Devonia Reed was born and raised in Chicago, Illinois. She has been a lover of reading all of her life and has spent countless hours on great adventures. As an educator she has been sharing her passion with young readers for more than 16 years. Ms. Reed is excited about her first children's novel and about taking a new journey with children everywhere.

    Book Review

Reviewed by Jack Magnus for Readers' Favorite

Fitting In Isn't Easy by Devonia Reed is a short story for children about social issues. Kayden Morgan is excited about being a third grader. She loves school and is happy to have Ms. Henderson as her teacher for the upcoming year. One morning, about a month after the beginning of the semester, the principal brought a new student to Kayden's class. She was very tall, and her clothes were not in as good condition as those worn by most of the other students. Her sneakers were tattered and worn. Ms. Henderson asked Michelle, the new girl, to sit across from Kayden. Kayden smiled and said hello to Michelle, but other students in the class were not so nice. They rolled their eyes, and some began to call her names. Michelle got angry one day at the name-calling and hit the boy who was taunting and bullying her. The suspension she got made it hard for her mother to feed her and her two little brothers, but it seemed almost better, as far as Michelle was concerned, if she never went back to school again.

Devonia Reed's children's social issues short story, Fitting In Isn't Easy, addresses the bullying and isolating behaviors seen in schools when a student seems different than the others. Sometimes, it's just being a new student. At other times, it's a strange smell or being tall or poor. This story highlights the trauma such isolating behavior can cause, and it teaches children to put themselves in another's shoes to understand what being new or different feels like. Reed includes a Teacher/Parent Corner as an appendix that includes discussion suggestions for after the story is read and defines the various forms that bullying can take. There are also other suggestions for encouraging active reading of the text. I was very impressed with this story. I quickly became involved with the situations both Michelle and Kayden found themselves in and could empathize with each of their predicaments. The underlying message of the story is presented in a highly accessible manner, and the discussion questions are an added bonus. Fitting In Isn't Easy is most highly recommended.

Janelle Fila

Fitting In Isn't Easy by Devonia Reed is a cute story for young readers that touches on topics like bullying and making friends at a new school. Kayden is excited for the start of third grade, but when a new girl starts at school, no one likes her. She looks different than the other students, for one, with her hair in cornrows and old ratty shoes that the other students think are gross. She smells like urine (because her younger brother wets the bed) and the other students call her "pee-pee girl" behind her back. Kayden doesn't think it is right to make fun of Michelle and she wants to include the new girl in some of the school's activities, but her old friends don't like Michelle and don't see why they have to be nice to her. Kayden is torn between doing the right thing and keeping her mouth shut so her old friends will still like her and want to sit with her.
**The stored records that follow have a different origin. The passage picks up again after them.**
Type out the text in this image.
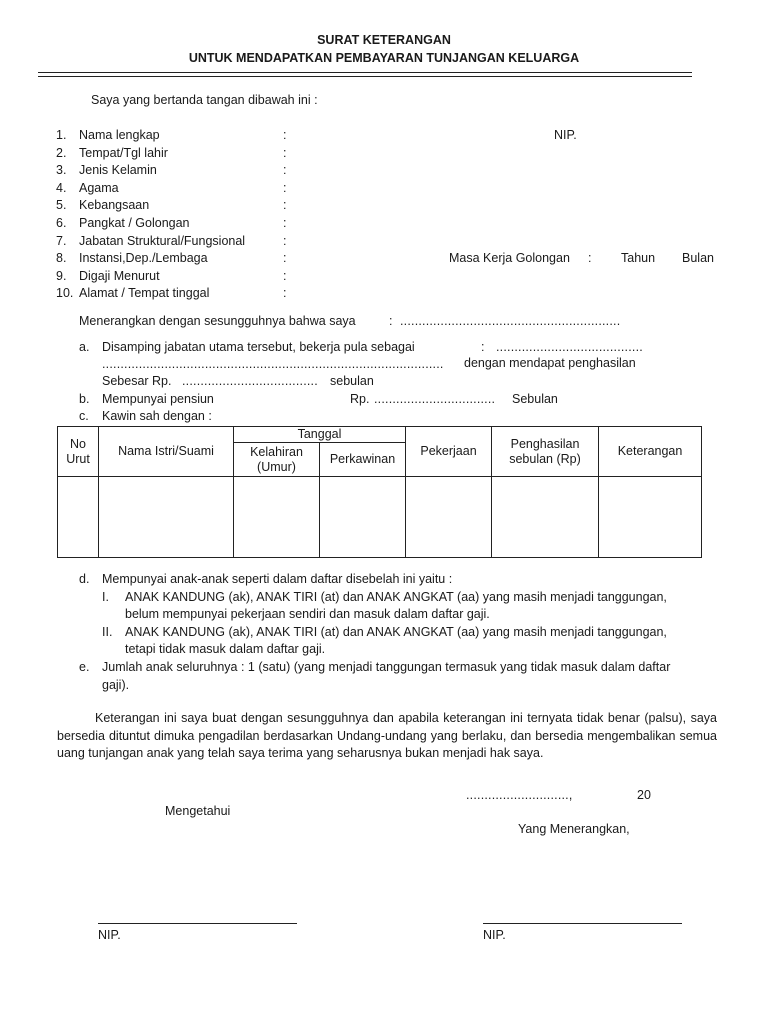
SURAT KETERANGAN
UNTUK MENDAPATKAN PEMBAYARAN TUNJANGAN KELUARGA
Saya yang bertanda tangan dibawah ini :
1. Nama lengkap	:
2. Tempat/Tgl lahir	:
3. Jenis Kelamin	:
4. Agama	:
5. Kebangsaan	:
6. Pangkat / Golongan	:
7. Jabatan Struktural/Fungsional	:
8. Instansi,Dep./Lembaga	:
9. Digaji Menurut	:
10. Alamat / Tempat tinggal	:
NIP.
Masa Kerja Golongan : Tahun Bulan
Menerangkan dengan sesungguhnya bahwa saya	: ............................................................
a. Disamping jabatan utama tersebut, bekerja pula sebagai	: ........................................
............................................................................................. dengan mendapat penghasilan
Sebesar Rp. ..................................... sebulan
b. Mempunyai pensiun	Rp. ................................. Sebulan
c. Kawin sah dengan :
No Urut	Nama Istri/Suami	Tanggal		Pekerjaan	Penghasilan sebulan (Rp)	Keterangan
		Kelahiran (Umur)	Perkawinan			

d. Mempunyai anak-anak seperti dalam daftar disebelah ini yaitu :
I. ANAK KANDUNG (ak), ANAK TIRI (at) dan ANAK ANGKAT (aa) yang masih menjadi tanggungan,
belum mempunyai pekerjaan sendiri dan masuk dalam daftar gaji.
II. ANAK KANDUNG (ak), ANAK TIRI (at) dan ANAK ANGKAT (aa) yang masih menjadi tanggungan,
tetapi tidak masuk dalam daftar gaji.
e. Jumlah anak seluruhnya : 1 (satu) (yang menjadi tanggungan termasuk yang tidak masuk dalam daftar
gaji).
Keterangan ini saya buat dengan sesungguhnya dan apabila keterangan ini ternyata tidak benar (palsu), saya bersedia dituntut dimuka pengadilan berdasarkan Undang-undang yang berlaku, dan bersedia mengembalikan semua uang tunjangan anak yang telah saya terima yang seharusnya bukan menjadi hak saya.
............................,	20
Mengetahui
Yang Menerangkan,
NIP.	NIP.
This is a cute story that showcases topics that young readers should be aware of and may already have experienced. It is a nice way to bring the topics of bullying, class, cleanliness, and friendship into a conversation with young readers. Parents and educators will appreciate this text and the goals that it accomplishes. And readers will like the clever story, the fun characters, and the way the story resolves itself at the end, giving them a clear example of how they could act in a similar situation.

Alysha Allen

Kayden Morgan lives a comfortable life with her parents and little brother, Jeremiah, in Devonia Reed’s Fitting In Isn’t Easy. All summer she has been eagerly waiting to begin the third grade. Kayden fits nicely in after only a month into the school year. Everything is going well--she has a wonderful teacher and a group of friends to call her own. But, when Michelle Randolph joins her class as a new student at the school, Kayden must make the choice to forsake the reputation she has secured for herself to befriend an outcast or stand by as Michelle continues to be taunted for her derelict appearance. As Kayden learns of the reason for Michelle’s squalid look, Kayden must take courage to overcome her fears of aspersion by her classmates in order to do what is right.

Devonia Reed’s Fitting In Isn’t Easy serves as a practical lesson on accepting those who diverge from the standard norm, one that teachers and parents can impart to their students and children. The questions included at the end of the book can be asked to direct and facilitate reflection on the deeper aspects of the text, as well as to cultivate critical analysis. So, whether just beginning school or beginning one’s third year, Reed’s short story is effective and relatable to the experiences which children are bound to encounter when in school and later on in life. The ideas are pared down into digestible nuggets in the form of an instructional, moralistic tale imperative for all students of life to master in their formative years.